> Most of what we're building out at this point is the inference [...] We're profitable on inference. If we didn't pay for training, we'd be a very profitable company.
> Most of what we're building out at this point is the inference [...] We're profitable on inference. If we didn't pay for training, we'd be a very profitable company.
They have to build the next model, or else people will go to someone else.
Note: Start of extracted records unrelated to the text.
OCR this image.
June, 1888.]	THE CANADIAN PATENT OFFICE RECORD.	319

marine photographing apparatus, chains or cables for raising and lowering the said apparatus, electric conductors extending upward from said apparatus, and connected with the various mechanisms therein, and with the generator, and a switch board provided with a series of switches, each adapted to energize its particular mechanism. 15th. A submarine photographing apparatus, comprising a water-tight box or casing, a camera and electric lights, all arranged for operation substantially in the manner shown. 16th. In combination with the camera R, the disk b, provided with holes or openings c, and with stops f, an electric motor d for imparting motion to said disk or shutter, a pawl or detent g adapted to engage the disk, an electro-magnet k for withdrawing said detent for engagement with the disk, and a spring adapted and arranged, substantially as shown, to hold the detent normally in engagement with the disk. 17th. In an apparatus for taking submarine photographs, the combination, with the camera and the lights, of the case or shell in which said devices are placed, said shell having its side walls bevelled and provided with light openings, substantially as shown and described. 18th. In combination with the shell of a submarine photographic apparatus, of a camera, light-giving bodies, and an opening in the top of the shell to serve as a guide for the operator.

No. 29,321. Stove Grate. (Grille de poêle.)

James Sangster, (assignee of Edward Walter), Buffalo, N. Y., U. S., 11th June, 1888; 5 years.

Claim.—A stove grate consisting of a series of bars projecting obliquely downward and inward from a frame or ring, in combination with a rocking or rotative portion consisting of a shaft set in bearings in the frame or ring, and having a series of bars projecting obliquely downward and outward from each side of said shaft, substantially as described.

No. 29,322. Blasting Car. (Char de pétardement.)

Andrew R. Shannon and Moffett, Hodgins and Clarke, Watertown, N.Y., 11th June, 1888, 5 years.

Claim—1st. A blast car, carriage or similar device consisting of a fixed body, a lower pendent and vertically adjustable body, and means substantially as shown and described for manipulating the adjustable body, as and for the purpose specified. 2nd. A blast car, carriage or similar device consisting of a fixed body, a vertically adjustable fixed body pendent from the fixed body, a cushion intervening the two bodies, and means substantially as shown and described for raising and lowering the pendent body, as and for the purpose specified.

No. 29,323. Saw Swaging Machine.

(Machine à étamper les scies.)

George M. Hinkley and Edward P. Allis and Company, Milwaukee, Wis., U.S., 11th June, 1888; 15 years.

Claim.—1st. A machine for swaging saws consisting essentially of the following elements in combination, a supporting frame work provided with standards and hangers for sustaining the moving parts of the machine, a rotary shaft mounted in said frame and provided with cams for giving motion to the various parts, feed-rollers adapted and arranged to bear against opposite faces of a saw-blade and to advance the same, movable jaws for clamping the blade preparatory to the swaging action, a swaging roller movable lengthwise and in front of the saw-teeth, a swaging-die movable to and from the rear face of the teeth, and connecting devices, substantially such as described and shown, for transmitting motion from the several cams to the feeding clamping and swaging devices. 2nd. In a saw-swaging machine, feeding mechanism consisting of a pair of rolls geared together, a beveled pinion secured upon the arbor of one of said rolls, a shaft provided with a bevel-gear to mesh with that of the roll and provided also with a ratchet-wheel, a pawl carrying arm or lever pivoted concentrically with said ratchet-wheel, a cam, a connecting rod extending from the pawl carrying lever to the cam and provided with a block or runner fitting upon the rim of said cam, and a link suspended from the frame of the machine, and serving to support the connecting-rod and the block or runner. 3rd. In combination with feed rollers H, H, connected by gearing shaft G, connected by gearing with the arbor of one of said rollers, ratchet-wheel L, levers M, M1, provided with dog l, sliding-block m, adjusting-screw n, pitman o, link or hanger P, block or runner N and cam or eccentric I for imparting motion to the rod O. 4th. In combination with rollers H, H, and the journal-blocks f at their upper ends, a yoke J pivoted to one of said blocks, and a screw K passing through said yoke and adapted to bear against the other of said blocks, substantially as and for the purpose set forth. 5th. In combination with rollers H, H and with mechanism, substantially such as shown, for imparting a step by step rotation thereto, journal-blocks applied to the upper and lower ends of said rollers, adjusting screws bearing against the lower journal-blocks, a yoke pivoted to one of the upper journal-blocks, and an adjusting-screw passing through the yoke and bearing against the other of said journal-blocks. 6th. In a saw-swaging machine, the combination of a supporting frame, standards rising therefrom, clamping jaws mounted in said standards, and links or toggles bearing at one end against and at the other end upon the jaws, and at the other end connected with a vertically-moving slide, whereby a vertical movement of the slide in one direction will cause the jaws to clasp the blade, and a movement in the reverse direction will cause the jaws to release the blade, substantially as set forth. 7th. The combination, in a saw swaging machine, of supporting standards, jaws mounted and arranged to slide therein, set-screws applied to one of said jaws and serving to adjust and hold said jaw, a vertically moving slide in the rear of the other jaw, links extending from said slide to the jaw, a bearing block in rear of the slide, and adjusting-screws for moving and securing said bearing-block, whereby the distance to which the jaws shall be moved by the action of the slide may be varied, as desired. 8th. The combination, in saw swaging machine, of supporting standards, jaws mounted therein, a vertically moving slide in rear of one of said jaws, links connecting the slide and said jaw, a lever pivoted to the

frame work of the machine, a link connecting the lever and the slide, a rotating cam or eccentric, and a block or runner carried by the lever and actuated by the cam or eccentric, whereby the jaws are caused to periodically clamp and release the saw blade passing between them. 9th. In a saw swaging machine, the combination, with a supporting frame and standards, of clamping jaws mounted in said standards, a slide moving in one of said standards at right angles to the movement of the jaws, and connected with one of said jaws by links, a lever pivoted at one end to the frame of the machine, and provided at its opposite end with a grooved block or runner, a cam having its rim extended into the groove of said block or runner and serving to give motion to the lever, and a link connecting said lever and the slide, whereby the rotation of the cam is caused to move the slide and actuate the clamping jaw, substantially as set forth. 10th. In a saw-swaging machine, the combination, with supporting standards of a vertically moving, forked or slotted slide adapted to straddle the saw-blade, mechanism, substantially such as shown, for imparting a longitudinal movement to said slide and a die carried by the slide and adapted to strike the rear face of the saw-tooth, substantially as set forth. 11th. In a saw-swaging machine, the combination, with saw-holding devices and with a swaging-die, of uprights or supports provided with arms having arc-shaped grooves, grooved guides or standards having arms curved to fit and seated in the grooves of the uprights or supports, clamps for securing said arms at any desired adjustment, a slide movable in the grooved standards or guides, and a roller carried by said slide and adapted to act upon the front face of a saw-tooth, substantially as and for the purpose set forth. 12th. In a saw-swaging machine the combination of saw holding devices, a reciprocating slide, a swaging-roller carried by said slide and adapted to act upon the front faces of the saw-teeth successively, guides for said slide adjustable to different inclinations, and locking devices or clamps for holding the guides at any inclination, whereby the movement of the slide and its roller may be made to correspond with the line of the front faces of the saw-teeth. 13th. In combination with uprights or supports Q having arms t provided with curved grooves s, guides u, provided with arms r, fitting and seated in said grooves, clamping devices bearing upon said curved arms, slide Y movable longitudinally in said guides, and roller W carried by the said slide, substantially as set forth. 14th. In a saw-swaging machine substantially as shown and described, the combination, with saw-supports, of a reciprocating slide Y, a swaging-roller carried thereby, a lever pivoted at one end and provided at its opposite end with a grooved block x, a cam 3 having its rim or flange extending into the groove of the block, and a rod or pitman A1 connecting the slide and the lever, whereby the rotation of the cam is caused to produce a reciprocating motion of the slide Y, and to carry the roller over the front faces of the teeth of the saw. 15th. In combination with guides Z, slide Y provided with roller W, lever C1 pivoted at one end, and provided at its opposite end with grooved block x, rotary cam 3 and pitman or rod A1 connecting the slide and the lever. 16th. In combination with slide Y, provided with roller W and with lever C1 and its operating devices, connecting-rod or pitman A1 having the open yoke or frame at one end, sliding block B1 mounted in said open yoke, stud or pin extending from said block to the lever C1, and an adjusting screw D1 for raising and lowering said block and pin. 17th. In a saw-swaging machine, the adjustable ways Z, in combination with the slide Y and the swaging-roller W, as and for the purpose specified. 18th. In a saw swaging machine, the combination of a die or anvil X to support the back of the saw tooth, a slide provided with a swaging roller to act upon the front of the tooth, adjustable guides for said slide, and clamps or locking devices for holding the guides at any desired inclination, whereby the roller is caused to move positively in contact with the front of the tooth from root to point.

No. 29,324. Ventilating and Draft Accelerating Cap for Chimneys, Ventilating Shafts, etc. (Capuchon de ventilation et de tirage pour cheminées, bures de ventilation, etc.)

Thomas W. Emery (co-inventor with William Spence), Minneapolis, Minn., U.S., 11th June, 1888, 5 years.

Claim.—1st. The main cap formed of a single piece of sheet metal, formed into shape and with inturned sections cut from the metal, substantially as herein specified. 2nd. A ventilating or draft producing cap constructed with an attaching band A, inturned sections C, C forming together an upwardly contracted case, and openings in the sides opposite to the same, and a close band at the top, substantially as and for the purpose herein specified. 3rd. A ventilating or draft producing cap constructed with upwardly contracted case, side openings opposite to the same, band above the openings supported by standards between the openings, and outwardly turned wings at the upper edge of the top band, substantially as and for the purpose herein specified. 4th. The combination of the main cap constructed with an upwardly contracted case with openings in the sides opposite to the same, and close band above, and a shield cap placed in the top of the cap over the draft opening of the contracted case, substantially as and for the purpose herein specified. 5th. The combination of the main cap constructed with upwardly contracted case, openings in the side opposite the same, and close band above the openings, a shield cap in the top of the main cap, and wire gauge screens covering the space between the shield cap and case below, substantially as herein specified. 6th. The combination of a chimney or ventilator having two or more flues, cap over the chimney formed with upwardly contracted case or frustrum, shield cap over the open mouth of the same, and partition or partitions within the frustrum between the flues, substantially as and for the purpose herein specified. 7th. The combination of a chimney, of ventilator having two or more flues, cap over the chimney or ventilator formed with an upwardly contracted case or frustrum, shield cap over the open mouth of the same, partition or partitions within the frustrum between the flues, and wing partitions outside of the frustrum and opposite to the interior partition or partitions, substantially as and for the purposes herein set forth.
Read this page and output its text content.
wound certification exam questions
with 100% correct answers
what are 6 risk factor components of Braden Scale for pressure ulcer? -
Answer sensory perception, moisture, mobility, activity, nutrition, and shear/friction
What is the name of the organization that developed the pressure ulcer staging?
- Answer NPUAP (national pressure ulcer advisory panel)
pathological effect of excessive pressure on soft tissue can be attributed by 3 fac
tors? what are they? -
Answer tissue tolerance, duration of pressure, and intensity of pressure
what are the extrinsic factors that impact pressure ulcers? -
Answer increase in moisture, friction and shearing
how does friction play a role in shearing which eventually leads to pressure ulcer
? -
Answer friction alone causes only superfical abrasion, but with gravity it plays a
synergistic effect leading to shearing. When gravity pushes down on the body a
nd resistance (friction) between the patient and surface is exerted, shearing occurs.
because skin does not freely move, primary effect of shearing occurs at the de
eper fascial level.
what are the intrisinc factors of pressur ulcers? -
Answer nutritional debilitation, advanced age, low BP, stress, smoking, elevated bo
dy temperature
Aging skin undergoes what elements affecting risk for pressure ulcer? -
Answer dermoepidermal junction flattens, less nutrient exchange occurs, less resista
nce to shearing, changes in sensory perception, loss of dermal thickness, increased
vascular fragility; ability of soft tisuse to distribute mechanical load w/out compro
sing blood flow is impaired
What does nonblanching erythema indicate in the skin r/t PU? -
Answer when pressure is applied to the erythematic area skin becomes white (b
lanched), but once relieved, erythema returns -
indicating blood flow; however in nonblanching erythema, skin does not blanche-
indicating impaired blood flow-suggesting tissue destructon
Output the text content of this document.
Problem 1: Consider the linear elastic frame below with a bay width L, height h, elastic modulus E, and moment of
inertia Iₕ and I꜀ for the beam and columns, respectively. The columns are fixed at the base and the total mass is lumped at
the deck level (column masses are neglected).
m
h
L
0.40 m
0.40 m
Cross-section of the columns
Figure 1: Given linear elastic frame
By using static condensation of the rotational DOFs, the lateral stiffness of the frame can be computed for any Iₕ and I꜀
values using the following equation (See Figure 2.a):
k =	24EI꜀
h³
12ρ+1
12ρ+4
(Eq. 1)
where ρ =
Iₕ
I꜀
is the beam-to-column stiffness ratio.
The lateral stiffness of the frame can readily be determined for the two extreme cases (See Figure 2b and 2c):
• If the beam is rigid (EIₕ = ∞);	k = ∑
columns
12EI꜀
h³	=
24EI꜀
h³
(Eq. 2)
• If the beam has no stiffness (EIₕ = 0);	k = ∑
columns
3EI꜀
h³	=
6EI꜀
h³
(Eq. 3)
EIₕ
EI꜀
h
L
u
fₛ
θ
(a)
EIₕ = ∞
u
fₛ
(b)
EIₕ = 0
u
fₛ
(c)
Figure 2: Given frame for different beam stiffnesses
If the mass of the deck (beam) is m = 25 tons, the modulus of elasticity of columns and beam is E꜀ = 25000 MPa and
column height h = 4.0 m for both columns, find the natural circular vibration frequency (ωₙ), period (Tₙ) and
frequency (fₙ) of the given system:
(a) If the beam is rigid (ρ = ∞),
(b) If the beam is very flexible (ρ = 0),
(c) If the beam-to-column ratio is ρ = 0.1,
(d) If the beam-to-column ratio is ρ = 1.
Our software house spends a lot on R&D sure, but we're still incredibly profitable all the same. If OpenAI is in a position where they effectively have to stop iterating the product to be profitable, I wouldn't call that a very good place to be when you're on the verge of having several hundred billion in debt.
However this does not work as well if your fixed (non-unit) cost is growing exponentially. You can’t get out of this unless your user base grows exponentially or the customer value (and price) per user grows exponentially.
I think this is what Altman is saying - this is an unusual situation: unit economy is positive but fixed costs are exploding faster than economy if scale can absorb it.
You can say it’s splitting hair, but insightful perspective often requires teasing things apart.
We know that businesses with tight network effects can grow to about 2 trillion in valuation.
Facebook marginalized linkedin and sent twitter into a niche.
Internet Explorer and Windows destroyed competition, for a long while.
Google Search marginalized everyone for over 20 years.
These are multi-trillion-dollar businesses. If OpenAI creates a network effect of some sort they can join the league.